Schließlich ist auch die innenpolitische Situation des Landes eher kritisch: Nach dem verheerenden Bürgerkrieg regierte die autoritäre und in ihrem wirtschaftlichen Handeln wenig transparente Regierung des Präsidenten Rajapaksa. Auf sie folgte nach der Abwahl des Präsidenten eine demokratische Öffnung. Diese geriet im Oktober 2018 mit der zwischenzeitlichen Rückkehr Rajapaksas in die Regierung in eine ernste Krise. Die Korruption ist weit verbreitet und das Vertrauen der Bevölkerung in die Demokratie gering.

Die neben den internationalen Anleihegläubigern immer wichtiger werdenden chinesischen Geldgeber finanzieren mit ihren Krediten vor allem den Ausbau der Infrastruktur des Landes im Interesse der kontinentalen „Neue Seidenstraße“-Initiative. Falls daraus nicht der erhoffte Wachstumsimpuls resultiert, den sich beide Seiten erhoffen – etwa weil der chinesische Exporterfolg in der Folge eines Handelskriegs mit den USA gedämpft wird – kann Sri Lanka sich mit Zahlungsverpflichtungen konfrontiert sehen, die die finanzierten Projekte nicht mehr erwirtschaften.

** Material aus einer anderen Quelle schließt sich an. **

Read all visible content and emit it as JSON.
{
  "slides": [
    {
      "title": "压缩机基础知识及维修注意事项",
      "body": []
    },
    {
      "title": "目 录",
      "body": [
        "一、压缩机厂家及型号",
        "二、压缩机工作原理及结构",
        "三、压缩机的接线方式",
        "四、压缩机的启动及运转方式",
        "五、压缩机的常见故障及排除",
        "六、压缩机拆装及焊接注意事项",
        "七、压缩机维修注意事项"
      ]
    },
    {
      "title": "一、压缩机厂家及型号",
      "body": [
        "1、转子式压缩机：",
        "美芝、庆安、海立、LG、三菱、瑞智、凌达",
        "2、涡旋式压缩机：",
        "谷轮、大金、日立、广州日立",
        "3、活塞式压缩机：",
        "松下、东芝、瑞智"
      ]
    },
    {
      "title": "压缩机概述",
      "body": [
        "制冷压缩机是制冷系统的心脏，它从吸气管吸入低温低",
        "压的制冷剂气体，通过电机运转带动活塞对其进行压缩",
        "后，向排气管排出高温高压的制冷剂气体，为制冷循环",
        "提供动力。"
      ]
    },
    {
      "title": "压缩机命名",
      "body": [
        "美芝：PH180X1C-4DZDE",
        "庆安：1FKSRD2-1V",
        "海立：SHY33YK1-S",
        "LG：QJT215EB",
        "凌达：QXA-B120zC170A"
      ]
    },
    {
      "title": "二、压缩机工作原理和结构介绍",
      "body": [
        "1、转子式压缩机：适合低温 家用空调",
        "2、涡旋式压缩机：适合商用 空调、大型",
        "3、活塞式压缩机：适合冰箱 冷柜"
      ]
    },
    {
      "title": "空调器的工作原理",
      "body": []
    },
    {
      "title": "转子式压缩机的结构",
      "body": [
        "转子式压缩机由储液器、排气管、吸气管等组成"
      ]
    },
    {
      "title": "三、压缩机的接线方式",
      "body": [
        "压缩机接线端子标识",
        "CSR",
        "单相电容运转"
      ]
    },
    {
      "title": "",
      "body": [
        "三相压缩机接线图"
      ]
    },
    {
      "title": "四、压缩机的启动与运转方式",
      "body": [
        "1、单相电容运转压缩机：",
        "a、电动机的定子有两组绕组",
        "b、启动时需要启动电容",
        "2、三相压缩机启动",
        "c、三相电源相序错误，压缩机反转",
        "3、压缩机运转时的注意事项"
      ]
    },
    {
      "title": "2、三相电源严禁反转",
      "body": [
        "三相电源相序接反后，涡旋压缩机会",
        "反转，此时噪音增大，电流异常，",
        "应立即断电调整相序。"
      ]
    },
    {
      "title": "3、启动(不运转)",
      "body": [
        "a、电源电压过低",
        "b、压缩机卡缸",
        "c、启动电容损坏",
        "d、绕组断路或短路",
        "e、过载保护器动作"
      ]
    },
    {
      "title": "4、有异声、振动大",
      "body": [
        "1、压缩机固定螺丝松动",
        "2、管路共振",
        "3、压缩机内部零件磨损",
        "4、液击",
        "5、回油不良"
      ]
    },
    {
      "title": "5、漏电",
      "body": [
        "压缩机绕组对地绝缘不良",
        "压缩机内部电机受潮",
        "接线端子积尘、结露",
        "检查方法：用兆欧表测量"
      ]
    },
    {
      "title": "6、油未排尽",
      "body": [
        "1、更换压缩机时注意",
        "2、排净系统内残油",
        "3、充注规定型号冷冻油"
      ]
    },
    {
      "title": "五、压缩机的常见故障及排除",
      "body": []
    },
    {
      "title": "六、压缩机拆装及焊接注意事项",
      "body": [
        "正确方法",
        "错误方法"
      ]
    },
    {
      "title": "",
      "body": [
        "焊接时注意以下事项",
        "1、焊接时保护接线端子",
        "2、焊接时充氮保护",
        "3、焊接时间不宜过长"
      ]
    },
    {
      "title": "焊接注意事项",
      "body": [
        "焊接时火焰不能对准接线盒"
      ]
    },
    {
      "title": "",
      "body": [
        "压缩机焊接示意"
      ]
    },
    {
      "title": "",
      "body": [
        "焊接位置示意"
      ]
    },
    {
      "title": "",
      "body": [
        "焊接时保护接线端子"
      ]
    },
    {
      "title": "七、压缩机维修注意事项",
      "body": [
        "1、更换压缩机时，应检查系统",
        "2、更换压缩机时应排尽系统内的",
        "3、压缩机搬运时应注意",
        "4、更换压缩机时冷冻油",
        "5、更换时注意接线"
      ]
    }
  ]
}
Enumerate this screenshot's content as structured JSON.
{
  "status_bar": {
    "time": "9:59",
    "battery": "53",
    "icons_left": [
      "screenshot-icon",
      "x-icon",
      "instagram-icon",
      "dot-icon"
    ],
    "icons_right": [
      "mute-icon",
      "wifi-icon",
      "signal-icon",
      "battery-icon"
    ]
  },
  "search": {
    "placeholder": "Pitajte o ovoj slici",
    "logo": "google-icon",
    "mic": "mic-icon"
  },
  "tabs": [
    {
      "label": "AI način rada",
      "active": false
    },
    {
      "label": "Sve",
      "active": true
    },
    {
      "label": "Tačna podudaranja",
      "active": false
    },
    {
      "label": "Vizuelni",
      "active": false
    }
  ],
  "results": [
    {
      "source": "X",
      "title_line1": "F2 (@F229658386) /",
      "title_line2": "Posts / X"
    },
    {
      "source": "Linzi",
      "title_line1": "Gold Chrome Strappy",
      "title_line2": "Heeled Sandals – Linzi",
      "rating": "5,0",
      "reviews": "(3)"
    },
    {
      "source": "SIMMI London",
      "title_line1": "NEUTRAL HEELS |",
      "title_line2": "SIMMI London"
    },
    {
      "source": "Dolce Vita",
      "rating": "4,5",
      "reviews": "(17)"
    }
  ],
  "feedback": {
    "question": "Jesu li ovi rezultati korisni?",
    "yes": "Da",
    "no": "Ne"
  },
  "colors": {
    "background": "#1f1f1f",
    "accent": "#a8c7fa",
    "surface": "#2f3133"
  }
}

Mit der zwangsweisen Abtretung des mit chinesischen Geldern gebauten Hafens Hambantota für 99 Jahre an China ist dieser Katastrophenfall inzwischen eingetreten.

Mit Schuldendienstverpflichtungen im Gesamtumfang von 5,9 Milliarden US-Dollar – knapp dem Doppelten der Zahlungen in 2016 – kann schon 2019 der umfassende Zahlungsausfall drohen.

Politische Empfehlungen

Die Regierung sollte im Hinblick auf die Platzierung teurer Staatsanleihen zurückhaltender agieren als in der Vergangenheit.

Sri Lankas auf den Ausbau der Infrastruktur fokussierter Entwicklungsweg ist nur dann verantwortbar, wenn es für den Krisenfall die Möglichkeit für eine geordnete und ausreichende Entschuldung gibt. Dazu wäre ein Verfahren, welches China, die bedeutenden Anleihegläubiger und die traditionellen Gläubiger des Pariser Clubs an einen Tisch zu bringen vermag, unerlässlich.